El hombre sin rostro by Luis Manuel Ruiz

El hombre sin rostro by Luis Manuel Ruiz

autor:Luis Manuel Ruiz [Ruiz, Luis Manuel]
La lengua: spa
Format: epub
Tags: Novela, Intriga, Fantástico, Humor
editor: ePubLibre
publicado: 2014-03-15T00:00:00+00:00


Capítulo 14

Una tarde fría y ocre de marzo caía sobre los tejados de Madrid convirtiendo el granito de las fachadas en un material más viejo y más sucio y agitando el ramaje de los álamos. Los árboles emitían un susurro marítimo que invitaba al olvido o a la huida, y que penetraba por la ventana del coche en que, silenciosos, aislado cada uno en sus laberintos particulares, viajaban el profesor Fo, su hija Irene y Elías Arce. Acababan de dejar en su casa al señor Ortega, que parecía cargar con el peso de todos los edificios de Madrid sobre sus espaldas; Orlok, el criado, se había adelantado en otro coche para ir preparando la cena y encendiendo las chimeneas. Incómodos, los Fo no encontraban el momento idóneo para despedirse definitivamente de Arce y liberarse de aquella escolta que ya comenzaba a adoptar la fidelidad dudosa de las garrapatas y los sarpullidos.
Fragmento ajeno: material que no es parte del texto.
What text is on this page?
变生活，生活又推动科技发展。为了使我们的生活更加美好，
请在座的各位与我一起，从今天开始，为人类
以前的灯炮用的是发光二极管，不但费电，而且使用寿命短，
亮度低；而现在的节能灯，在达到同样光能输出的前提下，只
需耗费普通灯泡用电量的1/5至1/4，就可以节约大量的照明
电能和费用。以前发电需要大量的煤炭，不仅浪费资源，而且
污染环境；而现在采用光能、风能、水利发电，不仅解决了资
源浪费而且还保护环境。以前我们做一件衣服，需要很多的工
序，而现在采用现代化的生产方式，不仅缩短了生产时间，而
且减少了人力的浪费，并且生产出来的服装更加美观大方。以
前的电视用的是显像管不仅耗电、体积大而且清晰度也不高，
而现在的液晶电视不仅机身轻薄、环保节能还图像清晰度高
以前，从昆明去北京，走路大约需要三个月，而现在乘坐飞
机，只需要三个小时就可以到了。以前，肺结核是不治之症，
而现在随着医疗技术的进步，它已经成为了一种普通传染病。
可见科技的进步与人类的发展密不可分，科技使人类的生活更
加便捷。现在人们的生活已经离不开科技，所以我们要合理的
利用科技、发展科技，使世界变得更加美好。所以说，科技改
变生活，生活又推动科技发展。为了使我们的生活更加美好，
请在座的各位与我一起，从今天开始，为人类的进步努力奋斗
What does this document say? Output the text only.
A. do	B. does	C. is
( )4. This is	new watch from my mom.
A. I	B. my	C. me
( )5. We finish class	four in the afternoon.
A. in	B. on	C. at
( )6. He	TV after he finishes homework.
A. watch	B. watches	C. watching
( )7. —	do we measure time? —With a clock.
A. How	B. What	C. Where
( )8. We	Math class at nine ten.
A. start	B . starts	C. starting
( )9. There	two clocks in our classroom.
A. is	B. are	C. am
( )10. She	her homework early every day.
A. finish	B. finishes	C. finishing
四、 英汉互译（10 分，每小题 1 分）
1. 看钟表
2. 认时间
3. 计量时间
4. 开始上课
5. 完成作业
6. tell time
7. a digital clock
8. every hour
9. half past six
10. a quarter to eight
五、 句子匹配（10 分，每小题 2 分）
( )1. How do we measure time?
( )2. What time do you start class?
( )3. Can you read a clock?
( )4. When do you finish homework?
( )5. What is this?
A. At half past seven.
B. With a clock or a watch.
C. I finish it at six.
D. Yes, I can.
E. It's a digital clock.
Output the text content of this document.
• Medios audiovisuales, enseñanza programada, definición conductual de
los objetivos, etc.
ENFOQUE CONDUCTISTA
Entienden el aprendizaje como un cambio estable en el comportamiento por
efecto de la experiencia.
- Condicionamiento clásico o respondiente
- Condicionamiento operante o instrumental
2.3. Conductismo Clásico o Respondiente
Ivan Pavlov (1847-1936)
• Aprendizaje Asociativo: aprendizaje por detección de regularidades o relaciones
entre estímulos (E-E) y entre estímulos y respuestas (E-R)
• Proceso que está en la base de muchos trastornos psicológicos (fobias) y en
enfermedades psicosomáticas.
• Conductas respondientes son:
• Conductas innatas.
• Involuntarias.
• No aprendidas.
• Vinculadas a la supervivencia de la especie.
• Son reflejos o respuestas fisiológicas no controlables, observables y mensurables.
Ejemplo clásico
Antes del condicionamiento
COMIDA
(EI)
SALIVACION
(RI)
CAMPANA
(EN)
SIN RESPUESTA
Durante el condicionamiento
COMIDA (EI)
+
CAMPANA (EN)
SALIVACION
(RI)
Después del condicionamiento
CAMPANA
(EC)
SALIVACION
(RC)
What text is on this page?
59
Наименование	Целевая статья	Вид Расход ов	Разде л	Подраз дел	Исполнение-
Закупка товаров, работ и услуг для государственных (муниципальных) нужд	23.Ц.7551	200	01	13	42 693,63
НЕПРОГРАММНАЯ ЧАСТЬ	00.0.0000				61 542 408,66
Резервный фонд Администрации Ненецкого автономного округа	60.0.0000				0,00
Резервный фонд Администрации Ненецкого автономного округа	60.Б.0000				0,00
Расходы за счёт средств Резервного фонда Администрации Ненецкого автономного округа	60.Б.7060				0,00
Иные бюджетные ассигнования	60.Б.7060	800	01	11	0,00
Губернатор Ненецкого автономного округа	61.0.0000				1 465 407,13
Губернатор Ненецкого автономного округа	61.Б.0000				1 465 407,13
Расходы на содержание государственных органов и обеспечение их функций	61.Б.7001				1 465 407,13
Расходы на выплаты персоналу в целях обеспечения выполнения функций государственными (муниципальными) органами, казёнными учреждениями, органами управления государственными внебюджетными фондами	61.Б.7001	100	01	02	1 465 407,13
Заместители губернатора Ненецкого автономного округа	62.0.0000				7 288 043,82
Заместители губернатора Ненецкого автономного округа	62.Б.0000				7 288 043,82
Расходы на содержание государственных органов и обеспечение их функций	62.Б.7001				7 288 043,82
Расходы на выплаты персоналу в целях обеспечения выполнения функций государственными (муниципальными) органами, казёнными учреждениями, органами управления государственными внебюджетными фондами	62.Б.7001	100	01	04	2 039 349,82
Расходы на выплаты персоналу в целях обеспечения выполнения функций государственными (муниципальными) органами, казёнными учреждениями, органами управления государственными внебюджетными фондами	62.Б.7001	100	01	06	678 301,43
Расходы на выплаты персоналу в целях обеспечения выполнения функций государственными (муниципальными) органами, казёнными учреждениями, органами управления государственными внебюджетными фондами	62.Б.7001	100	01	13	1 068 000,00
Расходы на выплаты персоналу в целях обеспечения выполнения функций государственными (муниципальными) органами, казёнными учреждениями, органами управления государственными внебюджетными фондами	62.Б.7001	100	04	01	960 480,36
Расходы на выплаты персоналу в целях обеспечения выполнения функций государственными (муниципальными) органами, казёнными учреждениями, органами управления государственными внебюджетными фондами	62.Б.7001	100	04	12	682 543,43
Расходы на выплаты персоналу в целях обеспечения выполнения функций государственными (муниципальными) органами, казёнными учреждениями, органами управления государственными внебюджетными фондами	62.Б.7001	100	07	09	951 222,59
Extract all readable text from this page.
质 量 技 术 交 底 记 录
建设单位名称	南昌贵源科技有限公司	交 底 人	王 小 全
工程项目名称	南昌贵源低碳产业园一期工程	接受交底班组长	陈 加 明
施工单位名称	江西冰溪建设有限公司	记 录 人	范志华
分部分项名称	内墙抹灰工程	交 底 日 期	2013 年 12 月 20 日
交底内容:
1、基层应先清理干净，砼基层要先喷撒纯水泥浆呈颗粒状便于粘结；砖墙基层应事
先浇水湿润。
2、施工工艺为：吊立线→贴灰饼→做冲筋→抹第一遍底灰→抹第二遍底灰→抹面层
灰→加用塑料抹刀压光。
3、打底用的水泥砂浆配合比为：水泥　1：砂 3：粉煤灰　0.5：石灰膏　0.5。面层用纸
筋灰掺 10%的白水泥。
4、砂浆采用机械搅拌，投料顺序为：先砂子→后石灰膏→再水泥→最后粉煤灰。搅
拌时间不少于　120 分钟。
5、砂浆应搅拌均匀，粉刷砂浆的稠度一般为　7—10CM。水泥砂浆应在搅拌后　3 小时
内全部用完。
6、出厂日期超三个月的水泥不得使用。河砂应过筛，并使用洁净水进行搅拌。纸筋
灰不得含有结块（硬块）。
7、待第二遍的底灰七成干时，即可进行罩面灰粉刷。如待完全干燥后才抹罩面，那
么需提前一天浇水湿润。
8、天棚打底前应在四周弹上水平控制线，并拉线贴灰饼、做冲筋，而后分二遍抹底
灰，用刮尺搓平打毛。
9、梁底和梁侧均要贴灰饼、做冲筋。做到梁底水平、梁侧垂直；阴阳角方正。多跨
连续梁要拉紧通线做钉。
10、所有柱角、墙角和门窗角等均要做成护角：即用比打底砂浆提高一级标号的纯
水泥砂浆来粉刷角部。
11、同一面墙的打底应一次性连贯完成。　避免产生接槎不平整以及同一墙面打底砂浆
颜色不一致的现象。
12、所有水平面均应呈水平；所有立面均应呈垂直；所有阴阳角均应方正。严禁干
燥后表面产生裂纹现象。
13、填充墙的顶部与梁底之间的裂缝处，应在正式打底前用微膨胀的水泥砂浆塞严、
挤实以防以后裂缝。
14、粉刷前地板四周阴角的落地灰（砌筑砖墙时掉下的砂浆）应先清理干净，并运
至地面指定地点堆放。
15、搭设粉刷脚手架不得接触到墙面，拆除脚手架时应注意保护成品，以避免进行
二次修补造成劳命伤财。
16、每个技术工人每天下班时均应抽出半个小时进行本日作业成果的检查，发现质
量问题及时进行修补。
En cuanto a Arce, braceaba en medio de una confusa marejada, saltando del fondo a la superficie, abofeteado a veces por la ola de aquel sentimiento tibio y vergonzoso que Irene protagonizaba en su corazón y otras por la del despecho que le provocaba haber sido tratado como un patán.

Ese mar violento, pensó Arce, no desmerecía del que parecía erosionar los cimientos de la torre que figuraba en el escudo de la fachada del profesor, la fachada rosácea con mansardas que ocupaba un elegante rincón en el Paseo de Recoletos, a la altura aproximada del Banco Hipotecario. Arce escrutaba con atención el emblema que pendía sobre la entrada principal y se preguntaba por cuánto tiempo resistiría aquel edificio precario los embates de las olas de piedra: no mucho, seguro. Azuzada por la impaciencia de decir adiós de una vez a la garrapata periodista, Irene pulsaba una vez y otra el timbre eléctrico, sin resultado. Según declaración propia, Elías Arce había prometido marcharse una vez los dejara sanos y salvos en casa, pero no antes; es decir, que la demora de Orlok estaba comenzando a parecerse en el ánimo de Irene a un adoquín grande y gordo, a uno de esos bloques de granito que sostenían los campanarios de la Colegiata de San Isidro.

—Bueno —suspiró ella sin poder contenerse por más tiempo—, es hora de decir hasta mañana.

—Me quedaré más tranquilo cuando les vea entrar en casa —opuso Arce.

—No se preocupe, señor Arce —Irene trataba de rescatar sus gestos más corteses—, aquí ya no puede pasarnos nada. Orlok nos abrirá en un momento, cenaremos y a la cama. Que tenga buenas noches.

Pero nadie abría, así que Arce no se movió.

—A mí me parece un poco extraño —entonó Elías Arce.

—No es extraño en absoluto —desmintió Irene Fo con una voz más elevada de lo que deseaba—. A veces Orlok se retrasa.

—Perdona, hija, pero eso no es verdad —terció su padre—. Deja siempre lo que tenga entre manos para atender el timbre.

—Papá, no quiero discutir, pero recuerda que cuando saca el polvo a tu estudio no se entera del timbre y una puede pasarse horas muerta de risa delante del escudo.